La Mine
La longue histoire de la Mine dans le Nord de la France allait bientôt se taire, les grandes roues de métal des chevalements s’immobiliser à jamais. Il n’y a sans doute pas de reportage que fasse un photographe sans qu’il aille vers une part de lui-même en ce qu’il va pénétrer, ce en quoi il va s’investir. L’expérience vécue ne se solde pas seulement par une moisson d’images, on ne revient pas tout à fait indemne de l’aventure.
Tout commence dès que franchie la limite qui sépare le monde d’où je viens à celui familier à ces hommes dont je vais partager des journées de travail.
N’ayant pas d’appareil antidéflagrant, je travaillais sur la mine de jour, celle de surface par opposition à la mine de fond. Étroitement complémentaires, solidaires, le travail dans les galeries se poursuit différemment dans les ateliers en surface. Il faut vérifier, réparer souvent : la mine met à l’épreuve hommes et matériels : tout est lourd et métallique. Des compétences et du sérieux dans les tâches accomplies dépend la sécurité de ceux qui travaillent dur sous terre. Un peu à part, l’homme qui commande le bi-cylindro-conique, monstre cylindrique en forme de cône à chaque extrémité autour duquel s’enroule presque deux kilomètres d’un énorme câble auquel sont accrochées les doubles cages chargées des mineurs qui descendent et ceux qui remontent, a la responsabilité d’amener les cages au centimètre près au niveau du palier voulu après une chute à la vitesse folle de 12m/sec. Freinage progressif, amorti insensible, tout se sera bien passé, comme toujours.

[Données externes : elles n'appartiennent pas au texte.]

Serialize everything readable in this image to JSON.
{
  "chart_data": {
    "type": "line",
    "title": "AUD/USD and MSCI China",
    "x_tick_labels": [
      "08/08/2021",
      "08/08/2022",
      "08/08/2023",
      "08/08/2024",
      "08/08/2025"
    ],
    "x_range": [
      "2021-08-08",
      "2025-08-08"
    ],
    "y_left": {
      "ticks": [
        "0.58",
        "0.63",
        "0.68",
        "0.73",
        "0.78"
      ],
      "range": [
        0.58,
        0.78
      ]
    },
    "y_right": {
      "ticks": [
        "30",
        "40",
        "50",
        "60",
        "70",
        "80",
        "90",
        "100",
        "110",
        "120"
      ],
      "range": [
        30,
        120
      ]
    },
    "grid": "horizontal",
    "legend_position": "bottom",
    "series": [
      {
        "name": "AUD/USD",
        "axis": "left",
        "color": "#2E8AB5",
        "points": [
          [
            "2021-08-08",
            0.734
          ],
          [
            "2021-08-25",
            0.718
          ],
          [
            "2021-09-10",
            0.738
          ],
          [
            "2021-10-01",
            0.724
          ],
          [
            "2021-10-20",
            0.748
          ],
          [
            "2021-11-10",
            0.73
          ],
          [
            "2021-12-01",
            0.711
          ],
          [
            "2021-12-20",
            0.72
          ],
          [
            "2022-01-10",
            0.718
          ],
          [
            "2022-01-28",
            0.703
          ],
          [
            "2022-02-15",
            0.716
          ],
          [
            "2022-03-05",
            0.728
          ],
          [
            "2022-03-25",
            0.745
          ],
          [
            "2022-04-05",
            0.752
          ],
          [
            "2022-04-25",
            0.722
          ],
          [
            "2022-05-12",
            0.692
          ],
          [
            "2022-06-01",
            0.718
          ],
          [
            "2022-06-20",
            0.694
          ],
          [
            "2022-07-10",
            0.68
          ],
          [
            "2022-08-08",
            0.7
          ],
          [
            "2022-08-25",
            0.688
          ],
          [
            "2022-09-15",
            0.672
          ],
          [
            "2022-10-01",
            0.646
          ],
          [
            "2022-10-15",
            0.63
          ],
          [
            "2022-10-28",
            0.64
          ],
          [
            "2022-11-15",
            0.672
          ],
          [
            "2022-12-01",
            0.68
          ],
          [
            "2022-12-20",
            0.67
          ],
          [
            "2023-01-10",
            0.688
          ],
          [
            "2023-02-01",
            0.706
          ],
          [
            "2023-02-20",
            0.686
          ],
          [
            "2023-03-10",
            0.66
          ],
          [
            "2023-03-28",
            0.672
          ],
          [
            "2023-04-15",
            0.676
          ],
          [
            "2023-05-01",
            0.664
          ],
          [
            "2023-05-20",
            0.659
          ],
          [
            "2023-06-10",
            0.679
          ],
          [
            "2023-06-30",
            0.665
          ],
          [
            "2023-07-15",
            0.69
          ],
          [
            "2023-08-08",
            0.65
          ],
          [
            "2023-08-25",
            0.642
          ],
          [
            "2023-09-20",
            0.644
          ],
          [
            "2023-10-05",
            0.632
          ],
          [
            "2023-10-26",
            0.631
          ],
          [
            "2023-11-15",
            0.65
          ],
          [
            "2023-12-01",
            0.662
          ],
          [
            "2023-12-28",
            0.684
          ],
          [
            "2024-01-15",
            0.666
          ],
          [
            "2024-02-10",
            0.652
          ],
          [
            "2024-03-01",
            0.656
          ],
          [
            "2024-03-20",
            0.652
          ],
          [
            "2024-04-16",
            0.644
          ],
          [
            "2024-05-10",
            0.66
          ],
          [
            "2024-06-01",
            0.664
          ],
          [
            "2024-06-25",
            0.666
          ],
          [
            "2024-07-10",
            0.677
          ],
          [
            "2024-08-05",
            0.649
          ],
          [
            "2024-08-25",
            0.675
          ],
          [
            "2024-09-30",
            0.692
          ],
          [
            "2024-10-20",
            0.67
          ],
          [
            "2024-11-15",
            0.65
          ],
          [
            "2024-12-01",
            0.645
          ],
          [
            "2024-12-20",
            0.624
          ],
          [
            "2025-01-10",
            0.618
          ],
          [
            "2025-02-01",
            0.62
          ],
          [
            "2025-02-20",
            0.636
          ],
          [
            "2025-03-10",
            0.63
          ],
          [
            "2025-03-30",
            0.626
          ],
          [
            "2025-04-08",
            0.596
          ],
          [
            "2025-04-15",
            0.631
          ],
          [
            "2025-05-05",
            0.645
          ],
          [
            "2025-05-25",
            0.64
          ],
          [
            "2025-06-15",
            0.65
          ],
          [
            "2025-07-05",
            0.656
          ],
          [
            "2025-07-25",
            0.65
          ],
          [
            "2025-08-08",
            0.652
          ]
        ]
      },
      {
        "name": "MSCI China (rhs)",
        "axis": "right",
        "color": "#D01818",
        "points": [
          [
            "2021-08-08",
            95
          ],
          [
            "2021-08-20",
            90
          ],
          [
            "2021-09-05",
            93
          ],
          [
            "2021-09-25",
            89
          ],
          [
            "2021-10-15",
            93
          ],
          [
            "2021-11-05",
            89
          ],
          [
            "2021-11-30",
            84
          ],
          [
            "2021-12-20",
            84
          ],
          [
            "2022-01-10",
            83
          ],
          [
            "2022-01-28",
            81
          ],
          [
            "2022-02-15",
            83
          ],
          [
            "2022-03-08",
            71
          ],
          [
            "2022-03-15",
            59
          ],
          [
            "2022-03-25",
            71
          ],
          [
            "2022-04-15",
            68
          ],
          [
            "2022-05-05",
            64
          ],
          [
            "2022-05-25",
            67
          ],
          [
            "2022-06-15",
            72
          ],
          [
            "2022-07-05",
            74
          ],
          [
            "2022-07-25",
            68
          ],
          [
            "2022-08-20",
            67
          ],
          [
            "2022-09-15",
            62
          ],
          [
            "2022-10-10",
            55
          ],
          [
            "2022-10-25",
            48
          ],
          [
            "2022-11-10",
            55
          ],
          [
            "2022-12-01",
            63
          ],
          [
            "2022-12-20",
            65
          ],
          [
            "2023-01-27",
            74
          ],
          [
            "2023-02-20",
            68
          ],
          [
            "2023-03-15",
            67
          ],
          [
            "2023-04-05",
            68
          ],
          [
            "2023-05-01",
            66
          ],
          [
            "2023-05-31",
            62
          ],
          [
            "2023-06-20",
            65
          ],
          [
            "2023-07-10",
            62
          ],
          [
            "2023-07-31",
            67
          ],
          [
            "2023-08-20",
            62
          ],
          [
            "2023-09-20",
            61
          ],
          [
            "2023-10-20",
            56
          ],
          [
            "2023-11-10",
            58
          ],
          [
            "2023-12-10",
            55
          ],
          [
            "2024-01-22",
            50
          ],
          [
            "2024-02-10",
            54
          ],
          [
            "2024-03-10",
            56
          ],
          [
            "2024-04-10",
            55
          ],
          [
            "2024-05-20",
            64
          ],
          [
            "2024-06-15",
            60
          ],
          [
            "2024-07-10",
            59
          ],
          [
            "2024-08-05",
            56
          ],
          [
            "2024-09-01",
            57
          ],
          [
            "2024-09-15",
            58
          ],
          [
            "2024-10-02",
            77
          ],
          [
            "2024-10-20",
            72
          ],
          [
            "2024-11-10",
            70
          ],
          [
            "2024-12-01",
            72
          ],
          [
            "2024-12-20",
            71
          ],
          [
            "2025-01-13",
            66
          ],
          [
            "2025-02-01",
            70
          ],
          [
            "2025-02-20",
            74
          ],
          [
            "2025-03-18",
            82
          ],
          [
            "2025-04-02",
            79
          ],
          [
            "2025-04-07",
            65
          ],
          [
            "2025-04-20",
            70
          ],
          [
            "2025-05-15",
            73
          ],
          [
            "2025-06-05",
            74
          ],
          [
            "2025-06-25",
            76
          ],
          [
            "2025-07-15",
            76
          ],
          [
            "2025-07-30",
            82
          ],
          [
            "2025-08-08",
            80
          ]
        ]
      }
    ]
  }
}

Dernière année d’activité, le dernier puits sera rendu au silence, la fosse 9bis de Oignies (59) va s’éteindre. Déjà des chevalements, ces géants de métal qui avec les terrils dominaient les plaines, sont abattus, quantité de terrils rasés ; comme s’il fallait effacer un passé bon pour l’oubli. Peut-être que mon travail donnera à ce monde de vivre encore, autrement, sans nostalgie mais dans la mémoire du cœur. J’ai rencontré des gens fiers, courageux, généreux, simples, un monde un peu à part qui regarde l’autre monde, celui d’en dehors, avec un grand sourire. Le dimanche, chemise blanche, costume et cravate ! Ils n’étaient pas seulement des gueules noires, ils étaient gens au cœur large.